Systematics and taxonomy of tropical weevils, with specialization on Oriental Entiminae. Species diversity, distribution, mimetic relationship of tropical Coleoptera.
First, I fell in love with the weevils during practical field courses in entomology, when my supervisor introduced our bachelor course to a huge tropical weevil collection at Daugavpils University. I was fascinated by the diversity of shapes, colours, and the big mystery of it all. The collection contained large amounts of unprepared material, also all species were mixed together. Professor gave me some books on weevil morphology, a lot of photos of type specimens, references to literature sources, and I began my huge journey in the field called ‘’taxonomy of the genus Pachyrhynchus’’.
After montage work for hundreds of specimens, I began my taxonomic research. It all started from a species called Pachyrhynchus orbifer Waterhouse. I learned how to extract genitalia, learned species boundaries, how to do photo-stacking, and a lots of other things. By the end of my Bachelor's degree, my supervisor and I described nine new species of Pachyrhynchus.
It was a success, but I can’t compare my first manuscript with the ones I am producing now. Since then, I have visited the largest museums of Europe seeking type specimens, I have practiced and learned new skills and new methods for species diversification studies, participated in projects, and also learned how to be a supervisor for students both in leading research or giving lectures and practical work in entomology and zoology. I have raised my practical entomology skills during three expeditions to natural habitats of the Oriental weevils: tropical mountains of the Mindanao Island, Philippines.
During seven years of work on the taxonomy of Oriental weevils, I have described and co-authored 39 weevil species of various genera: Pachyrhynchus, Macrocyrtus, Eupachyrhynchus, Celebia, and lately on Apocyrtus and Pseudapocyrtus. In addition to my taxonomic research, I have also contributed to notes on distribution and ecology.

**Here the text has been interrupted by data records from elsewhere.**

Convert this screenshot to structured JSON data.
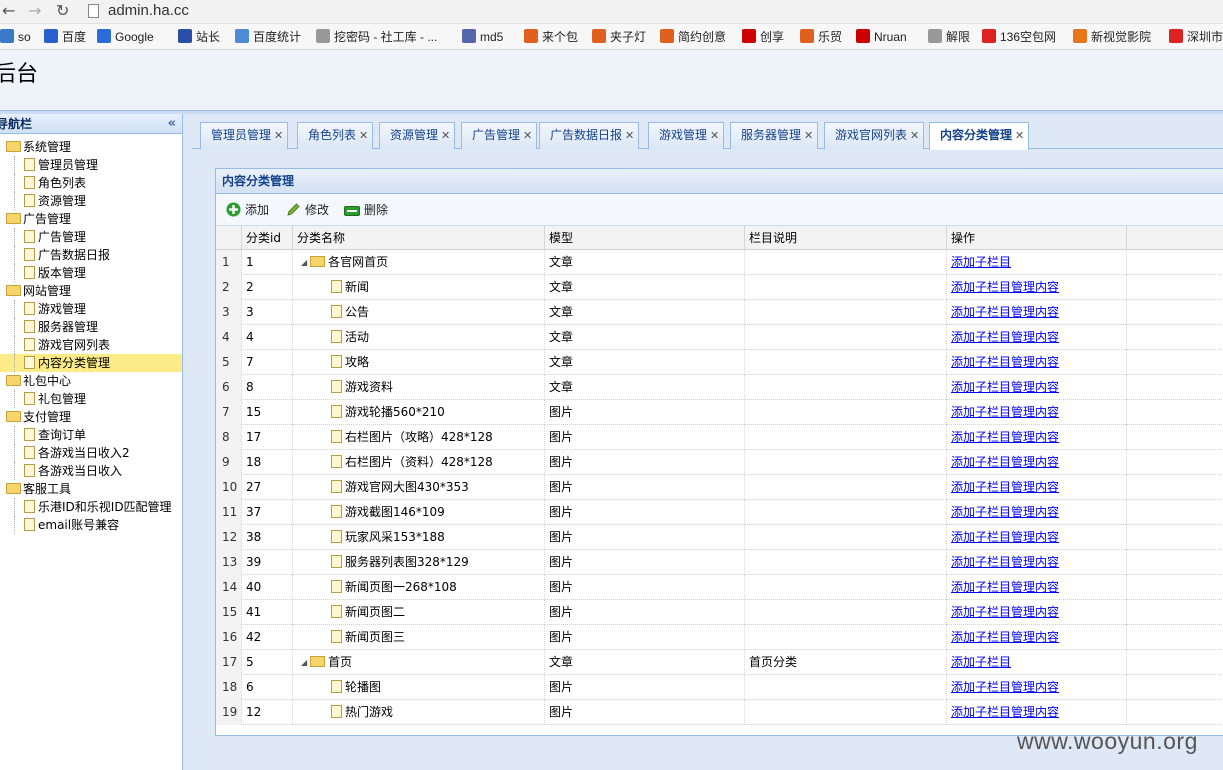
{
  "browser": {
    "url": "admin.ha.cc",
    "bookmarks": [
      "so",
      "百度",
      "Google",
      "站长",
      "百度统计",
      "挖密码 - 社工库 - ...",
      "md5",
      "来个包",
      "夹子灯",
      "简约创意",
      "创享",
      "乐贸",
      "Nruan",
      "解限",
      "136空包网",
      "新视觉影院",
      "深圳市"
    ]
  },
  "app": {
    "title": "后台"
  },
  "sidebar": {
    "title": "导航栏",
    "groups": [
      {
        "label": "系统管理",
        "items": [
          "管理员管理",
          "角色列表",
          "资源管理"
        ]
      },
      {
        "label": "广告管理",
        "items": [
          "广告管理",
          "广告数据日报",
          "版本管理"
        ]
      },
      {
        "label": "网站管理",
        "items": [
          "游戏管理",
          "服务器管理",
          "游戏官网列表",
          "内容分类管理"
        ]
      },
      {
        "label": "礼包中心",
        "items": [
          "礼包管理"
        ]
      },
      {
        "label": "支付管理",
        "items": [
          "查询订单",
          "各游戏当日收入2",
          "各游戏当日收入"
        ]
      },
      {
        "label": "客服工具",
        "items": [
          "乐港ID和乐视ID匹配管理",
          "email账号兼容"
        ]
      }
    ]
  },
  "tabs": [
    "管理员管理",
    "角色列表",
    "资源管理",
    "广告管理",
    "广告数据日报",
    "游戏管理",
    "服务器管理",
    "游戏官网列表",
    "内容分类管理"
  ],
  "panel": {
    "title": "内容分类管理",
    "toolbar": {
      "add": "添加",
      "edit": "修改",
      "delete": "删除"
    },
    "columns": [
      "分类id",
      "分类名称",
      "模型",
      "栏目说明",
      "操作"
    ],
    "actions": {
      "add_child": "添加子栏目",
      "manage": "管理内容"
    },
    "rows": [
      {
        "n": "1",
        "id": "1",
        "name": "各官网首页",
        "model": "文章",
        "desc": "",
        "folder": true,
        "manage": false
      },
      {
        "n": "2",
        "id": "2",
        "name": "新闻",
        "model": "文章",
        "desc": "",
        "folder": false,
        "manage": true
      },
      {
        "n": "3",
        "id": "3",
        "name": "公告",
        "model": "文章",
        "desc": "",
        "folder": false,
        "manage": true
      },
      {
        "n": "4",
        "id": "4",
        "name": "活动",
        "model": "文章",
        "desc": "",
        "folder": false,
        "manage": true
      },
      {
        "n": "5",
        "id": "7",
        "name": "攻略",
        "model": "文章",
        "desc": "",
        "folder": false,
        "manage": true
      },
      {
        "n": "6",
        "id": "8",
        "name": "游戏资料",
        "model": "文章",
        "desc": "",
        "folder": false,
        "manage": true
      },
      {
        "n": "7",
        "id": "15",
        "name": "游戏轮播560*210",
        "model": "图片",
        "desc": "",
        "folder": false,
        "manage": true
      },
      {
        "n": "8",
        "id": "17",
        "name": "右栏图片（攻略）428*128",
        "model": "图片",
        "desc": "",
        "folder": false,
        "manage": true
      },
      {
        "n": "9",
        "id": "18",
        "name": "右栏图片（资料）428*128",
        "model": "图片",
        "desc": "",
        "folder": false,
        "manage": true
      },
      {
        "n": "10",
        "id": "27",
        "name": "游戏官网大图430*353",
        "model": "图片",
        "desc": "",
        "folder": false,
        "manage": true
      },
      {
        "n": "11",
        "id": "37",
        "name": "游戏截图146*109",
        "model": "图片",
        "desc": "",
        "folder": false,
        "manage": true
      },
      {
        "n": "12",
        "id": "38",
        "name": "玩家风采153*188",
        "model": "图片",
        "desc": "",
        "folder": false,
        "manage": true
      },
      {
        "n": "13",
        "id": "39",
        "name": "服务器列表图328*129",
        "model": "图片",
        "desc": "",
        "folder": false,
        "manage": true
      },
      {
        "n": "14",
        "id": "40",
        "name": "新闻页图一268*108",
        "model": "图片",
        "desc": "",
        "folder": false,
        "manage": true
      },
      {
        "n": "15",
        "id": "41",
        "name": "新闻页图二",
        "model": "图片",
        "desc": "",
        "folder": false,
        "manage": true
      },
      {
        "n": "16",
        "id": "42",
        "name": "新闻页图三",
        "model": "图片",
        "desc": "",
        "folder": false,
        "manage": true
      },
      {
        "n": "17",
        "id": "5",
        "name": "首页",
        "model": "文章",
        "desc": "首页分类",
        "folder": true,
        "manage": false
      },
      {
        "n": "18",
        "id": "6",
        "name": "轮播图",
        "model": "图片",
        "desc": "",
        "folder": false,
        "manage": true
      },
      {
        "n": "19",
        "id": "12",
        "name": "热门游戏",
        "model": "图片",
        "desc": "",
        "folder": false,
        "manage": true
      }
    ]
  },
  "watermark": "www.wooyun.org"
}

Currently, I am finishing my PhD on the systematics and distribution of Pachyrhynchus (Curculionidae, Entiminae, Pachyrhynchini). These mega-diverse weevils, famous mimicry models, have attracted interest of many entomologists all over the world, and I am one of them. Even though an increase in family members is and will take a lot of my time, I look forward to spending more years on the taxonomy of Philippine Entiminae to expand knowledge of this mega-diverse group.
I have written and co-authored more than 20 papers, all are freely available at my ResearchGate profile.